The family of Mongolian Altantuya Shaariibuu today withdrew their appeal against a High Court's dismissal of their bid to use the Federal Court’s criminal verdict over her (Altantuya's) murder for their civil lawsuit.
Lawyer Sangeet Kaur Deo representing the family informed the Court of Appeal’s three-member bench of the withdrawal with no order as to cost.
Justice Badariah Sahamid, who chaired the bench, subsequently struck out the appeal. The other two judges were Justice Harmindar Singh Dhaliwal and Justice Nor Bee Ariffin.
The family members - Altantuya's father Shaariibuu Setev, her mother Altantsetseg Sanjaa and her sons Mungunshagai Bayarjargal and Altanshagai Munkhtulga - had filed an appeal against the decision of the High Court in Shah Alam on Oct 1, 2018, in rejecting their application to use the evidence in a Federal Court ruling that convicted two policemen for her murder, in their RM100 million lawsuit.
Then High Court judge Vazeer Alam Mydin Meera (now Court of Appeal judge) ruled that Section 43 of the Evidence Act 1950 does not allow the use of criminal convictions in civil cases.
Altantuya's family members had filed a lawsuit on June 4, 2007, claiming that her (Altantuya's) death had caused them mental and psychological trauma and sought damages, including dependency claims.
They had named two police officers, namely Chief Inspector Azilah Hadri and Corporal Sirul Azhar Umar, political analyst Abdul Razak Baginda and the government as defendants in the suit.
Abdul Razak was charged with conspiring with Azilah and Sirul Azhar to kill Altantuya, 28, in 2006, but he was acquitted of the charge in October 2008 without having to enter his defence, while Azilah and Sirul Azhar were found guilty in 2009.

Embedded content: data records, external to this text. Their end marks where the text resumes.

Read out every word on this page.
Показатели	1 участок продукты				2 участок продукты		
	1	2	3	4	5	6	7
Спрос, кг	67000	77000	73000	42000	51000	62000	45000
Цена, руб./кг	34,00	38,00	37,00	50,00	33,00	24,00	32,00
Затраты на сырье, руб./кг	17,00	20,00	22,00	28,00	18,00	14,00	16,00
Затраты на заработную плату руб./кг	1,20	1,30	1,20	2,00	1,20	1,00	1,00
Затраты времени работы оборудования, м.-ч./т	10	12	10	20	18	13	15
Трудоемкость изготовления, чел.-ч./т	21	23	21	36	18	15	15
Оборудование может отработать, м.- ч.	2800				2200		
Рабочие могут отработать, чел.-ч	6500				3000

On Aug 23, 2013, the Court of Appeal allowed Azilah and Sirul Azhar's appeal and acquitted them of the charge but their acquittal was overturned by the Federal Court on Jan 13, 2015, following the prosecution's appeal.
Sangeet Kaur told reporters that the appeal was withdrawn in view of the position of the law that criminal convictions cannot be used in a civil lawsuit.